機械学習やディープラーニングは、富士通やZippinにおいて、顔認証システムと視覚認識システムで活用されています。次の項目で詳しく見ていきましょう。

顔認証システム

顔認証システムの一例として、スマートフォンなどに顔をかざすとロックを解除できる機能などがあります。ローソンのレジレス店舗では、入店時の本人確認にこの顔認証システムが利用されています。

顔認証システムでは、事前に登録された写真とカメラに映った人物を照合する際にAIの技術が使われています。機械学習とディープラーニングにより、人間の顔の特徴の捉え方などをデータとして蓄積します。そのデータを利用して、レジレス店舗に入店した顧客の顔の特徴をカメラで認識し、専用アプリに登録されている本人の顔を照合して本人確認を行います。

視覚認識システム

ローソンのレジレス店舗に入店すると、ZippinのAIカメラが顧客の動きをリアルタイムで追跡します。ここには、視覚認識システムが活用されています。

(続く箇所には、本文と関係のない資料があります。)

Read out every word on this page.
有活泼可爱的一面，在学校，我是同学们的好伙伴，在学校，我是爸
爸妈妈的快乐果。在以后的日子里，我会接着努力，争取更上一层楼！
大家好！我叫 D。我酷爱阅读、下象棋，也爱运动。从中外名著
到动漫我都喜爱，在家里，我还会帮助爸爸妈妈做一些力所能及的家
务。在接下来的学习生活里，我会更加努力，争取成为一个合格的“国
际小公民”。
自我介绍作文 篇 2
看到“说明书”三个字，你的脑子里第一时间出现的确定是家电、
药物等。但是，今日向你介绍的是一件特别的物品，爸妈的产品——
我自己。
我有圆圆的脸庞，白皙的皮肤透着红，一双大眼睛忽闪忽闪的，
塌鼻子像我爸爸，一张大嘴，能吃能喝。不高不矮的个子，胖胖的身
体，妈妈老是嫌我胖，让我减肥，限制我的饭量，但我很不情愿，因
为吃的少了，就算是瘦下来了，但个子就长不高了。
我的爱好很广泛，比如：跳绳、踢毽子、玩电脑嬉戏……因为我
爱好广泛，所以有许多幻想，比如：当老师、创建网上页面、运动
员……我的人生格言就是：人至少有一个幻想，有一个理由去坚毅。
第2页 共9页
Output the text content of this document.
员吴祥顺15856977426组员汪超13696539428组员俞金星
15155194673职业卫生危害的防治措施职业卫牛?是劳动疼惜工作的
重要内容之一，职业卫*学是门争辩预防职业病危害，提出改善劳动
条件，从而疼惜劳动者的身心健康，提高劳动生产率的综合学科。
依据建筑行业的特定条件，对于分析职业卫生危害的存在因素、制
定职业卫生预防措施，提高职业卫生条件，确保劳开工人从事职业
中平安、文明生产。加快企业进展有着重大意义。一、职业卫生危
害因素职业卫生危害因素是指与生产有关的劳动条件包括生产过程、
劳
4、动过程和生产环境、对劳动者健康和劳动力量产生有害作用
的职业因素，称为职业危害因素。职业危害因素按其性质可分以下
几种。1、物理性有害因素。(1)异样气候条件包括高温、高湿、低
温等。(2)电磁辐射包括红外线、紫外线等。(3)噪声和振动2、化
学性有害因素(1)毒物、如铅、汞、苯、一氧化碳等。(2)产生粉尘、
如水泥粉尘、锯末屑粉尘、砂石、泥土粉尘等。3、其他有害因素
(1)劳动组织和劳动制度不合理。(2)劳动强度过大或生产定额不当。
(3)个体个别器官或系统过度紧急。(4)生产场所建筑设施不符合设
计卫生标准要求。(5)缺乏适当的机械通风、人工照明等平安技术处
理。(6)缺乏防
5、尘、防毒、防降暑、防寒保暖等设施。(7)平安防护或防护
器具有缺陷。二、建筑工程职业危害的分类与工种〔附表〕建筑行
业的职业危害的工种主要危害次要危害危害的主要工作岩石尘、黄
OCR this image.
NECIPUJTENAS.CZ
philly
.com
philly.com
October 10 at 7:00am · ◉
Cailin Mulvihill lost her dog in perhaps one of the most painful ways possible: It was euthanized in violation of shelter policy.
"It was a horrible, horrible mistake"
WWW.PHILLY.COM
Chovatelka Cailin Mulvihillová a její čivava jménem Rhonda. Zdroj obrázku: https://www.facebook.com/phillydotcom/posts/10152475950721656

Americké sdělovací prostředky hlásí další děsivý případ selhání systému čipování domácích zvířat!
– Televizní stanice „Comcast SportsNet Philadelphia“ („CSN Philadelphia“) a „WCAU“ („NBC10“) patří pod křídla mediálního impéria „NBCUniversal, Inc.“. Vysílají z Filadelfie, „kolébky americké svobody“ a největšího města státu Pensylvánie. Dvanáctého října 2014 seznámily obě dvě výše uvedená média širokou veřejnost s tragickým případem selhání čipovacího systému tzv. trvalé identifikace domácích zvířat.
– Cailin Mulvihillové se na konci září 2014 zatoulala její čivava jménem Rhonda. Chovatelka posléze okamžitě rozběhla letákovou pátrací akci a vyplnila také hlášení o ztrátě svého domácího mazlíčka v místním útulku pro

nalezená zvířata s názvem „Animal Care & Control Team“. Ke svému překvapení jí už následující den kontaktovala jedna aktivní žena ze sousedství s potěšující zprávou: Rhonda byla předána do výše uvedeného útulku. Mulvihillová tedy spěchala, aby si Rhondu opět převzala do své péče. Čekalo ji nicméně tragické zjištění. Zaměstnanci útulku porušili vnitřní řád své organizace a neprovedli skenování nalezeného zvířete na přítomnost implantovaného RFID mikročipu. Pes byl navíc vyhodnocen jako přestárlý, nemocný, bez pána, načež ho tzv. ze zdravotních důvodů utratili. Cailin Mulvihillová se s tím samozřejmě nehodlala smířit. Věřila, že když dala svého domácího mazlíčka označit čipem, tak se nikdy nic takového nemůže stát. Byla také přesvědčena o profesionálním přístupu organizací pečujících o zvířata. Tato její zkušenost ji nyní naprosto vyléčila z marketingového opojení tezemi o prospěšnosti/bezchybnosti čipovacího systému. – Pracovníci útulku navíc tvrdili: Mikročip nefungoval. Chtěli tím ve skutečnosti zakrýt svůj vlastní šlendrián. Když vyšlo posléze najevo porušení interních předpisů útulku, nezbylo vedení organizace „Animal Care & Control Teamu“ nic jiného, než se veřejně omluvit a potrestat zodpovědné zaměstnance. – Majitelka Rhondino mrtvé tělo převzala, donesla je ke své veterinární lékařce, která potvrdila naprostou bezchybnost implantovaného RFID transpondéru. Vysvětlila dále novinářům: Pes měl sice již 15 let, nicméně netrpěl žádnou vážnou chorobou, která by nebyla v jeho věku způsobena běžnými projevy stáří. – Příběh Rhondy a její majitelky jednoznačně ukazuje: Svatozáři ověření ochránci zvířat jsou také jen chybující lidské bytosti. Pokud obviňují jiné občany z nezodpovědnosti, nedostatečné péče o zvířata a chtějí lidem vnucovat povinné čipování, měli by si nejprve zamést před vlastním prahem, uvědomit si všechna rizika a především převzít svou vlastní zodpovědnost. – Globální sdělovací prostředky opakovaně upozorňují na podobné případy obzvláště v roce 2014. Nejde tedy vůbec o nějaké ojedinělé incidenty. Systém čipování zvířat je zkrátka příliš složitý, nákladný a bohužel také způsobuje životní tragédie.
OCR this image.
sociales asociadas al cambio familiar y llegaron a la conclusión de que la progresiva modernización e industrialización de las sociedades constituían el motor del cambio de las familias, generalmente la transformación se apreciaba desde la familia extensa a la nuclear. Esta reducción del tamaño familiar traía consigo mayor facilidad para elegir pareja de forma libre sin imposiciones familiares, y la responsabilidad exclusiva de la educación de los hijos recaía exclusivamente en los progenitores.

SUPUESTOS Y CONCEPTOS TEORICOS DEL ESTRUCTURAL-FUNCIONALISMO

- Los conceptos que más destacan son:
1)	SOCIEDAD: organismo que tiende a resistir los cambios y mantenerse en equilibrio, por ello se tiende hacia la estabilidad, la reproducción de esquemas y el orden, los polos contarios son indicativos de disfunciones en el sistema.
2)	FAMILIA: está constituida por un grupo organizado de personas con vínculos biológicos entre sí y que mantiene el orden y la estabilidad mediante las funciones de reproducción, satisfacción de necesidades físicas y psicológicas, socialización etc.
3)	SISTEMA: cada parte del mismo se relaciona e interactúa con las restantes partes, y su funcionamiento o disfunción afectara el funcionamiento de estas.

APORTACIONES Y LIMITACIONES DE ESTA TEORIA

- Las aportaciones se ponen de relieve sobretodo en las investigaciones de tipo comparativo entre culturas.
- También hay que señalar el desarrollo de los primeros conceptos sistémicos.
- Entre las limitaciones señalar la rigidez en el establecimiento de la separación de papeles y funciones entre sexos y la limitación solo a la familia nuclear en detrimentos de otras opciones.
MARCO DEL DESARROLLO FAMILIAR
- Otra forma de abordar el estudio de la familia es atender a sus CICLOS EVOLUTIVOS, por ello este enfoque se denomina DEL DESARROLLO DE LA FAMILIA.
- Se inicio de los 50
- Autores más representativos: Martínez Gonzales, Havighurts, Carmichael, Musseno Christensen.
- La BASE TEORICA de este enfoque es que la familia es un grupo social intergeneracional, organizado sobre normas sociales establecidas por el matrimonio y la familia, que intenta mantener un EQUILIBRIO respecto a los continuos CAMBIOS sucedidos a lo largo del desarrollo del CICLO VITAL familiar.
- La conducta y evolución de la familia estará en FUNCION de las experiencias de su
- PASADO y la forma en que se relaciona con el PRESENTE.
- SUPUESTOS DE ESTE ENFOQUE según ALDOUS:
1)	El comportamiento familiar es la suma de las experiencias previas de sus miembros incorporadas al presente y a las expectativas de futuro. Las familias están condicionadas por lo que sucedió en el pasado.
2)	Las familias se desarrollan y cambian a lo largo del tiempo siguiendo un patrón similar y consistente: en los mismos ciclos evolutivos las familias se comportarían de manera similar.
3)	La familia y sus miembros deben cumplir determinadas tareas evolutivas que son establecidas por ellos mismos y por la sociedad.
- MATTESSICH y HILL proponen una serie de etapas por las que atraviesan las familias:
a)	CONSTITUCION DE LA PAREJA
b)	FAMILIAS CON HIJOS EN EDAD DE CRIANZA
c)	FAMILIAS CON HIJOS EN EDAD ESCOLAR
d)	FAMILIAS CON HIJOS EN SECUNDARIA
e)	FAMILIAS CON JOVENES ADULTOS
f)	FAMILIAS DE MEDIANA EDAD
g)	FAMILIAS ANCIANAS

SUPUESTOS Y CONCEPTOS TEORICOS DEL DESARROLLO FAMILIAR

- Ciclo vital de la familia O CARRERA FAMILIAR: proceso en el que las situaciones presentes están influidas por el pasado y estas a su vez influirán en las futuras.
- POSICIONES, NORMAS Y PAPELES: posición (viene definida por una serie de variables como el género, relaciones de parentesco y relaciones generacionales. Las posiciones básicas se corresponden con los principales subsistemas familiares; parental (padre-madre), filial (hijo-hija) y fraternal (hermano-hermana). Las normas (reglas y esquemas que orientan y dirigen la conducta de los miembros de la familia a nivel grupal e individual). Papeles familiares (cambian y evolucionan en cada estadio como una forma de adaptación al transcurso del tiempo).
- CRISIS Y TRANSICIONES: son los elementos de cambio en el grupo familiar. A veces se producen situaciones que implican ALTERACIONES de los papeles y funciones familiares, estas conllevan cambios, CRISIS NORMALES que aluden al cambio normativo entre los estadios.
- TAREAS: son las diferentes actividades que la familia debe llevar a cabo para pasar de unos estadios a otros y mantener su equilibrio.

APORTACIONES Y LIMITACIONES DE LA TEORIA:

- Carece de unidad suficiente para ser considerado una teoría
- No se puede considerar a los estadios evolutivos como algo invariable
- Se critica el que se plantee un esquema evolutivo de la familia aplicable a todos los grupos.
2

ZippinのAIカメラには、人が購買する時の動きの特徴や商品のデータがあらかじめインプットされています。Zippinのカメラが買い物客を捉えると、その買い物客が手に取った商品、カバンに入れた商品、棚に戻した商品などを瞬時に判断することができます。

店舗におけるAI活用のメリット

ここまでで紹介したような店舗のAI活用には、以下のようなメリットがあります。

人件費の削減

レジ打ちや商品の在庫管理など、これまで人間が行ってきた業務の一部をAIが代行することによって、コスト削減が可能になります。店舗が人件費を削減できれば、商品の品質向上や顧客への値引き還元など、その他の施策に資金を使うことが可能になります。また、従業員の過労防止にも効果的です。

ヒューマンエラーの防止

数字を扱う業務は、人間よりもAIが行った方が正確です。AIが得意とすることはAIに任せ、人間は接客やサービスなど人間が得意とすることに注力することで、顧客の満足度を上げることができるでしょう。

外国語への対応

店舗スタッフが外国語を話すことができなくても、AI搭載のタッチパネルなどを利用すれば、日本語以外でコミュニケーションを取ることが可能になります。機械学習とディープラーニングによって、AIにさまざまなパターンの質問と返答内容を学習させることによって、顧客の質問に対して的確な答えを音声で返すといったことも可能になるでしょう。

まとめ

今回ご紹介したローソンのレジレスシステムの実験結果では、人件費の削減や機会損失の削減に成功したことが報告されています。このような店舗を支えるAI技術の活用には、多くのメリットがあります。ぜひ導入を検討してみてはいかがでしょうか。